Non ci va l’elogio funerario se obbliga alla smemoratezza. Perciò a Fo quel che è di Fo

Di Renato Farina
22 Ottobre 2016
Il Nobel lo ha fatto ascendere sopra il giudizio degli uomini, per cui l’ordine diramato su giornali e tv è stato: è intoccabile, tutto di lui è glorioso. Persino le bugie
Il premio Nobel Dario Fo questa mattina a Milano in occasione della presentazione alla stampa del suo nuovo libro "Razza di zingaro", 13 gennaio 2016. ANSA / MATTEO BAZZI

Articolo tratto dal numero di Tempi in edicola (vai alla pagina degli abbonamenti) – Inutile. Boris ha cercato di deviare lo sguardo da Dario Fo. Gli interessa ancora quest’uomo. Le sue giullarate, i suoi ghigni e la sua arte stupenda-orrenda hanno segnato la sua giovinezza (nel senso che hanno armato chi voleva fargli la pelle, ma anche lo hanno spinto a guardare con più cura il Mistero neanche tanto buffo della Croce). Boris ha girato gli occhi verso la guglia del Duomo di Milano, e ha fissato la Madonnina d’oro a cui chiedere consiglio.

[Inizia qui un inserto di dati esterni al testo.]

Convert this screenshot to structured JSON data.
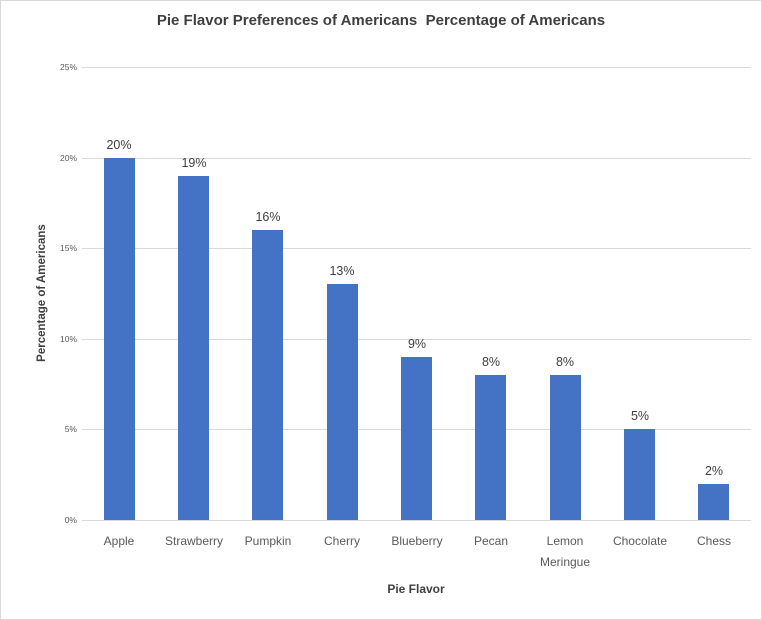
{
  "chart_data": {
    "type": "bar",
    "title": "Pie Flavor Preferences of Americans  Percentage of Americans",
    "xlabel": "Pie Flavor",
    "ylabel": "Percentage of Americans",
    "categories": [
      "Apple",
      "Strawberry",
      "Pumpkin",
      "Cherry",
      "Blueberry",
      "Pecan",
      "Lemon Meringue",
      "Chocolate",
      "Chess"
    ],
    "values": [
      20,
      19,
      16,
      13,
      9,
      8,
      8,
      5,
      2
    ],
    "data_labels": [
      "20%",
      "19%",
      "16%",
      "13%",
      "9%",
      "8%",
      "8%",
      "5%",
      "2%"
    ],
    "yticks": [
      "0%",
      "5%",
      "10%",
      "15%",
      "20%",
      "25%"
    ],
    "ylim": [
      0,
      25
    ],
    "grid": true,
    "gridlines": "horizontal",
    "legend": "none",
    "colors": {
      "bar": "#4472C4",
      "gridline": "#D9D9D9",
      "title_text": "#3F3F3F",
      "axis_title_text": "#404040",
      "tick_text": "#595959",
      "data_label_text": "#404040",
      "border": "#D9D9D9",
      "background": "#FFFFFF"
    }
  }
}
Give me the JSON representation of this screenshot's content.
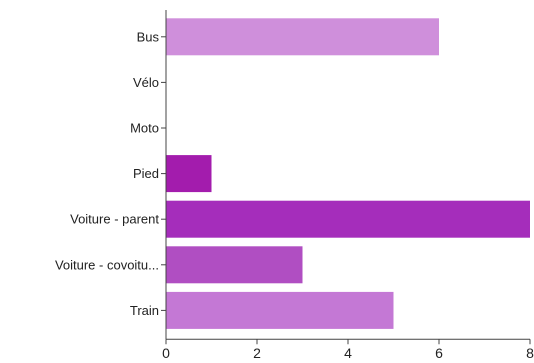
{
  "chart_data": {
    "type": "bar",
    "orientation": "horizontal",
    "categories": [
      "Bus",
      "Vélo",
      "Moto",
      "Pied",
      "Voiture - parent",
      "Voiture - covoitu...",
      "Train"
    ],
    "values": [
      6,
      0,
      0,
      1,
      8,
      3,
      5
    ],
    "colors": [
      "#cf8fdb",
      "#c27fd1",
      "#b86cc9",
      "#a31cad",
      "#a52dbb",
      "#b04ec2",
      "#c478d5"
    ],
    "xlim": [
      0,
      8
    ],
    "xticks": [
      0,
      2,
      4,
      6,
      8
    ],
    "grid": false,
    "legend": "none",
    "title": "",
    "xlabel": "",
    "ylabel": ""
  }
}
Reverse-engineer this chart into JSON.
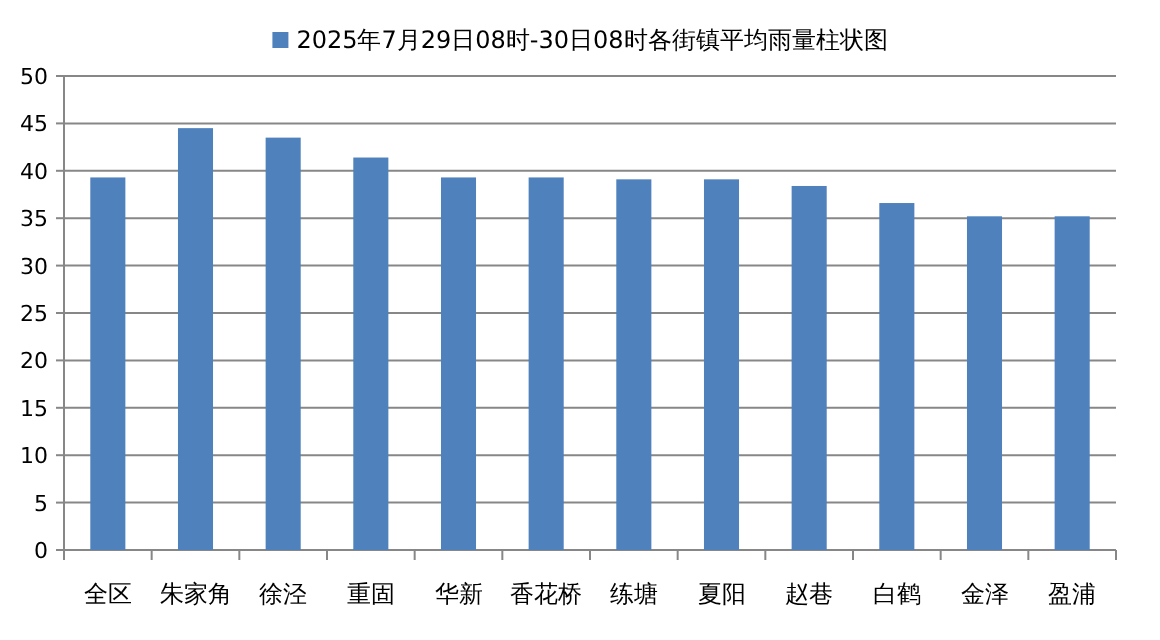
{
  "chart_data": {
    "type": "bar",
    "categories": [
      "全区",
      "朱家角",
      "徐泾",
      "重固",
      "华新",
      "香花桥",
      "练塘",
      "夏阳",
      "赵巷",
      "白鹤",
      "金泽",
      "盈浦"
    ],
    "series": [
      {
        "name": "2025年7月29日08时-30日08时各街镇平均雨量柱状图",
        "color": "#4f81bd",
        "values": [
          39.3,
          44.5,
          43.5,
          41.4,
          39.3,
          39.3,
          39.1,
          39.1,
          38.4,
          36.6,
          35.2,
          35.2
        ]
      }
    ],
    "ylim": [
      0,
      50
    ],
    "yticks": [
      0,
      5,
      10,
      15,
      20,
      25,
      30,
      35,
      40,
      45,
      50
    ],
    "grid": "y",
    "legend": "top"
  }
}
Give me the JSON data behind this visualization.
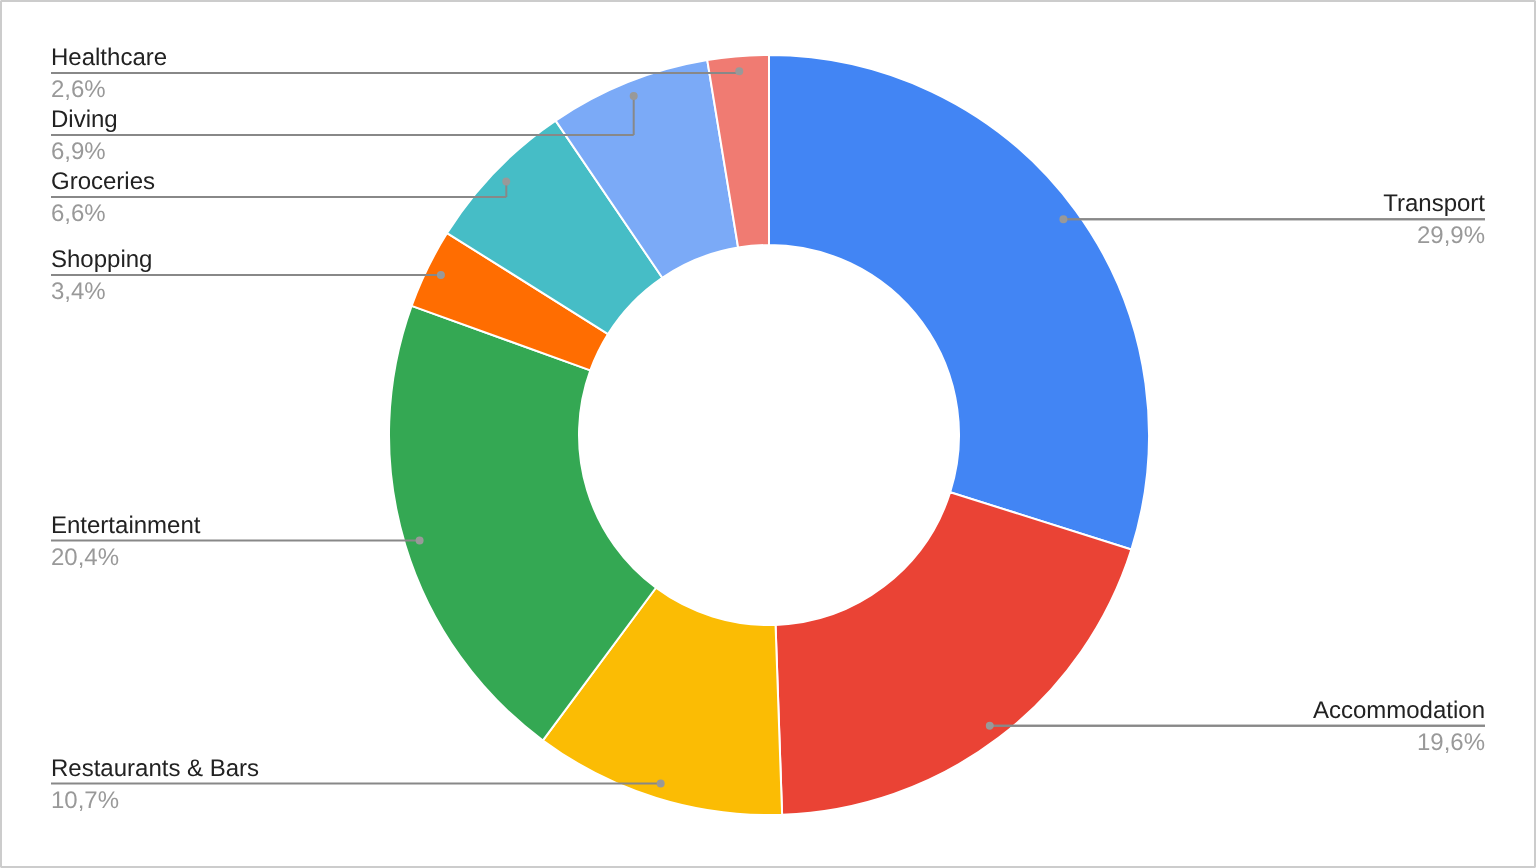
{
  "chart_data": {
    "type": "donut",
    "categories": [
      "Transport",
      "Accommodation",
      "Restaurants & Bars",
      "Entertainment",
      "Shopping",
      "Groceries",
      "Diving",
      "Healthcare"
    ],
    "values": [
      29.9,
      19.6,
      10.7,
      20.4,
      3.4,
      6.6,
      6.9,
      2.6
    ],
    "value_labels": [
      "29,9%",
      "19,6%",
      "10,7%",
      "20,4%",
      "3,4%",
      "6,6%",
      "6,9%",
      "2,6%"
    ],
    "colors": [
      "#4285f4",
      "#ea4335",
      "#fbbc04",
      "#34a853",
      "#ff6d01",
      "#46bdc6",
      "#7baaf7",
      "#f07b72"
    ]
  }
}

Sono certo che lei avrebbe voluto che più utilmente parlassi di José, un grande martire di 15 anni, il Tarsicio (o Tarcisio) dei nostri tempi, fatto santo da papa Francesco in quelle ore. Ma proprio sotto le sue braccia aperte di Vergine milanese mai con le mani in mano, ci stava in quelle ore Dario Fo, che gli amici hanno circondato con l’icona di Che Guevara.

Povero Dario Fo. Meritava un altro drappo che lo accompagnasse al passo ultimo. Altro che amore agli ultimi. Guevara era stato un tipo che ne ha ammazzati un sacco, di penultimi e di ultimi. Il “Che”, in Bolivia dove trovò la morte crivellato di colpi, ebbe prima il tempo di dare addosso ai contadini poveri che non capivano il suo marxismo e restavano fedeli alla Madonna. E li bollò sul suo diario così: «Animalitos».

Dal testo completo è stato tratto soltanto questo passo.